Village Wielka Wola was first mentioned in the 14th century. It became the site of the elections, from 1573 to 1764, of Polish kings by the szlachta (nobility) of the Polish–Lithuanian Commonwealth. The Wola district later became famous for the Polish Army's defence of Warsaw in 1794 during the Kościuszko Uprising and in 1831 during the November Uprising, when Józef Sowiński and Józef Bem defended the city against Tsarist forces.

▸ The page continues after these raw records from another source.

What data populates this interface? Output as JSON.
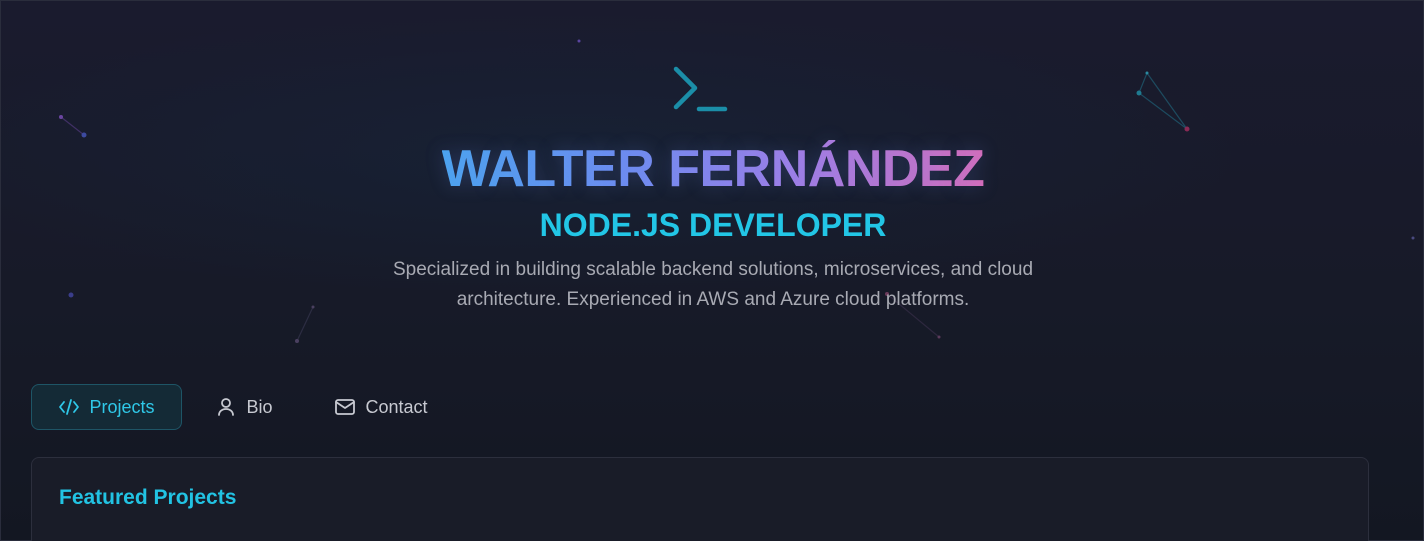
{
  "hero": {
    "name": "WALTER FERNÁNDEZ",
    "role": "NODE.JS DEVELOPER",
    "bio_line1": "Specialized in building scalable backend solutions, microservices, and cloud",
    "bio_line2": "architecture. Experienced in AWS and Azure cloud platforms.",
    "icon": "terminal-icon"
  },
  "tabs": [
    {
      "label": "Projects",
      "icon": "code-icon",
      "active": true
    },
    {
      "label": "Bio",
      "icon": "user-icon",
      "active": false
    },
    {
      "label": "Contact",
      "icon": "mail-icon",
      "active": false
    }
  ],
  "section": {
    "title": "Featured Projects"
  },
  "colors": {
    "accent": "#22c6e6",
    "name_gradient_start": "#4aa5ef",
    "name_gradient_end": "#d76cb8",
    "background": "#171a28"
  }
}
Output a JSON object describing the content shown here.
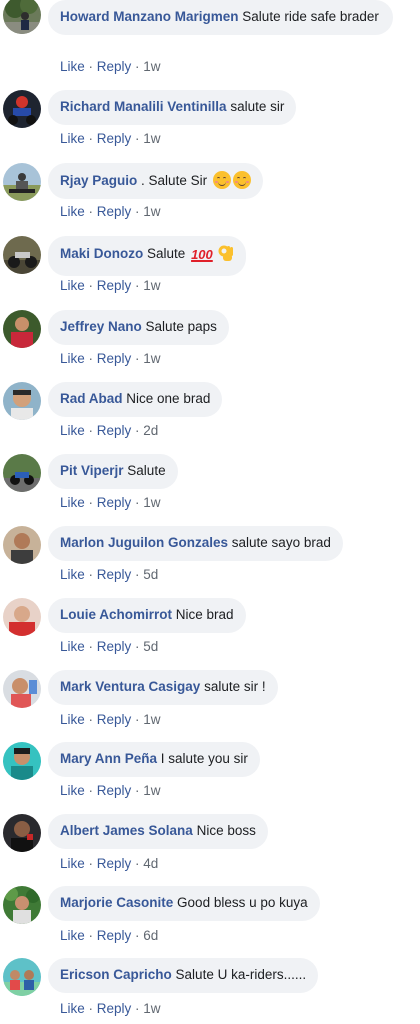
{
  "action_like": "Like",
  "action_reply": "Reply",
  "separator": " · ",
  "comments": [
    {
      "name": "Howard Manzano Marigmen",
      "text": "Salute ride safe brader",
      "time": "1w",
      "avatar_icon": "person-by-tree-avatar"
    },
    {
      "name": "Richard Manalili Ventinilla",
      "text": "salute sir",
      "time": "1w",
      "avatar_icon": "rider-on-motorcycle-avatar"
    },
    {
      "name": "Rjay Paguio",
      "text": ". Salute Sir",
      "emojis": [
        "smiling-face-emoji",
        "smiling-face-emoji"
      ],
      "time": "1w",
      "avatar_icon": "rider-on-field-avatar"
    },
    {
      "name": "Maki Donozo",
      "text": "Salute",
      "emojis": [
        "hundred-points-emoji",
        "ok-hand-emoji"
      ],
      "hundred_text": "100",
      "time": "1w",
      "avatar_icon": "motorcycle-avatar"
    },
    {
      "name": "Jeffrey Nano",
      "text": "Salute paps",
      "time": "1w",
      "avatar_icon": "person-red-shirt-avatar"
    },
    {
      "name": "Rad Abad",
      "text": "Nice one brad",
      "time": "2d",
      "avatar_icon": "person-face-avatar"
    },
    {
      "name": "Pit Viperjr",
      "text": "Salute",
      "time": "1w",
      "avatar_icon": "motorcycle-road-avatar"
    },
    {
      "name": "Marlon Juguilon Gonzales",
      "text": "salute sayo brad",
      "time": "5d",
      "avatar_icon": "person-portrait-avatar"
    },
    {
      "name": "Louie Achomirrot",
      "text": "Nice brad",
      "time": "5d",
      "avatar_icon": "person-red-avatar"
    },
    {
      "name": "Mark Ventura Casigay",
      "text": "salute sir !",
      "time": "1w",
      "avatar_icon": "person-selfie-avatar"
    },
    {
      "name": "Mary Ann Peña",
      "text": "I salute you sir",
      "time": "1w",
      "avatar_icon": "person-teal-avatar"
    },
    {
      "name": "Albert James Solana",
      "text": "Nice boss",
      "time": "4d",
      "avatar_icon": "person-dark-avatar"
    },
    {
      "name": "Marjorie Casonite",
      "text": "Good bless u po kuya",
      "time": "6d",
      "avatar_icon": "person-garden-avatar"
    },
    {
      "name": "Ericson Capricho",
      "text": "Salute U ka-riders......",
      "time": "1w",
      "avatar_icon": "group-photo-avatar"
    }
  ],
  "colors": {
    "name_link": "#385898",
    "bubble_bg": "#f0f2f5",
    "meta_text": "#606770"
  }
}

In the 17th century, the jurydyki of Wielopole, Leszno, Nowolipie and Grzybów were established, which were incorporated into Warsaw in 1791, and today are wholly or partly within the boundaries of the Wola district.

In the 19th century, Wola developed as a factory and workers' district. During the 1905 revolution, a May Day march led by Felix Dzerzhinsky ended in clashes with the police, resulting in 25 deaths.

The village of Wielka Wola was incorporated into Warsaw in 1916.

During the Warsaw Uprising (August–October 1944), fierce battles raged in Wola. Around 8 August, Wola was the scene of the largest single massacre by German forces in Poland, of 40,000 to 50,000 civilians. The area was held by Polish fighters belonging to the Armia Krajowa.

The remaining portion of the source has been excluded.